Başvuru üzerine idare, on gün içinde şikayeti karara bağlar. Başvuru kısmen veya tamamen haklı bulunursa, idarece düzeltici önlemler alınır ve bu yöndeki kararlar isteklilere karardan itibaren yedi gün içinde bildirilir.
. İtirazen Şikayet: Şikayet yoluna başvuran kişi, şikayeti idarece haklı bulunmazsa veya on günlük içerisinde şikayeti karara bağlanmazsa, karardan veya karar verme süresinin bitiminden sonraki on gün içinde Kamu İhale Kurumuna itirazen şikayette bulunabilir.
Kamu İhale Kurumu kanuna ve mevzuata aykırılık tespit ederse, ihale işlemlerini iptal edebilir düzeltici tedbirler alabilir ya da başvurunun uygun bulunmadığına karar verebilir.
Kurul, sözleşmenin akdinden sonra yapılan başvuruları değerlendirmeye almaz. İtirazen başvurular, sözleşme imzalanıncaya kadar ve başvuruyu izleyen günden itibaren en geç yirmi gün içinde sonuçlandırılmak zorundadır. Kurul tarafından verilen bütün kararlar, taraflara karar tarihini izleyen beş gün içinde tebliğ edilir. Bu kararlar Resmî Gazetede Kurum tarafından yayımlattırılır. Kurulun kararlarına karşı yargı yolu açıktır.
UYARI
İdareye şikayet yapmadan doğrudan Kamu İhale Kurumuna itirazen şikayette bulunulamaz.
Şikâyet ve itirazen şikayet yolları zorunlu idari başvuru yollarıdır. Bu başvuruları yapmadan idari yargıya başvurulamaz.
Bu yolların uygulanabilmesi için sözleşmenin imzalanmamış olması gerekir. Sözleşme imzalandıktan sonra idari şikayet yollarına başvurulamaz. Sözleşme imzalandıktan sonraki uyuşmazlıklar adli yargıda çözülecektir.
Kamu İhale Kurumu
4734 sayılı Kanun ile, kamu tüzel kişiliğini haiz, idari ve malî özerkliğe sahip Kamu İhale Kurumu
kurulmuştur.
İhalenin başlangıcından sözleşmenin imzalanmasına kadar olan süre içinde idarece yapılan işlemlerde mevzuata aykırılık bulunduğuna ilişkin şikâyetleri incelemek ve sonuçlandırmak, bütün ihale mevzuatını hazırlamak ve uygulamayı yönlendirmek, kamu ve özel sektöre eğitim vermek, ihalelerle ilgili istatistikler oluşturmak ve yayımlamak, haklarında yasaklama kararı verilenlerin sicillerini tutmak ve kanunda belirtilen diğer görevleri yapmak üzere kamu ihale kurulu, başkanlık ve hizmet birimlerinden oluşan Kamu İhale Kurumu kurulmuştur.

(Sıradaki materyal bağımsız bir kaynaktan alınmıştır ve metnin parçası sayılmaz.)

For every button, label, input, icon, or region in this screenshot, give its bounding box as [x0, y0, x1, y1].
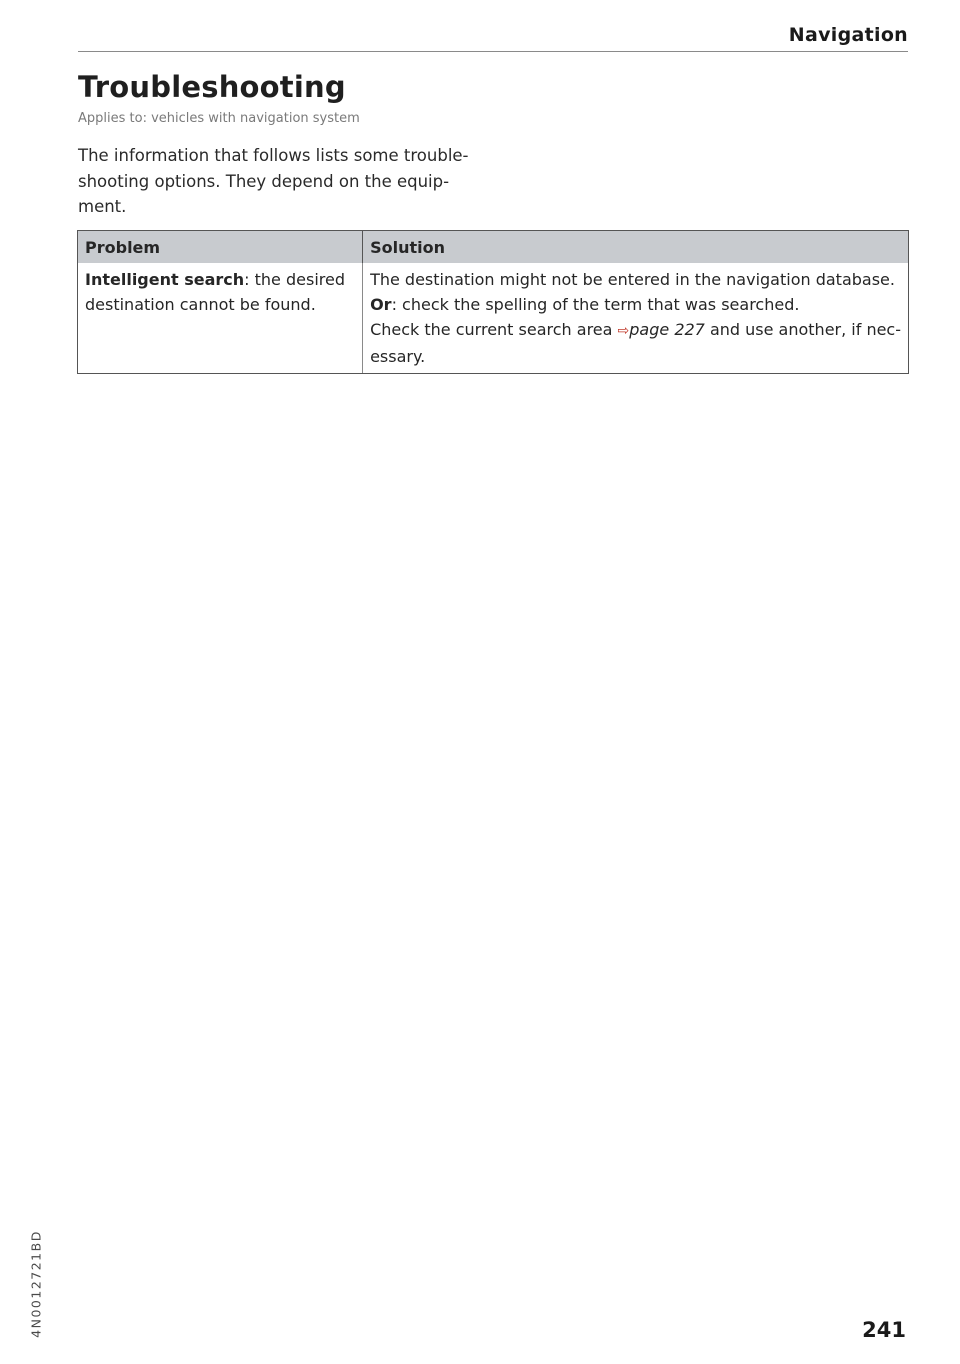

İdarelerce ihalelerin iptal edilmesi durumunda bu iptal işlemlerine karşı yapılan itirazen şikayet başvurularını Kamu İhale Kurumunun incelemeye yetkili olup olmadığı hususunda düşülen duraksamanın giderilmesi istemi üzerine Danıştay Birinci Dairesi, ihalenin idarece iptaline ilişkin işlemin, ihale sürecinde tesis edilen bir ihale işlemi niteliğinde olduğu, Kamu İhale Kurumunun, ihalelerin başlangıcından ihale
sözleşmesinin imzalanmasına kadar olan süre içerisinde, idarece yapılan işlemlerin mevzuata aykırı olduğuna ilişkin şikayetleri inceleyerek bu şikayetleri sonuçlandırmakla görevli ve yetkili olduğuna karar vermiştir.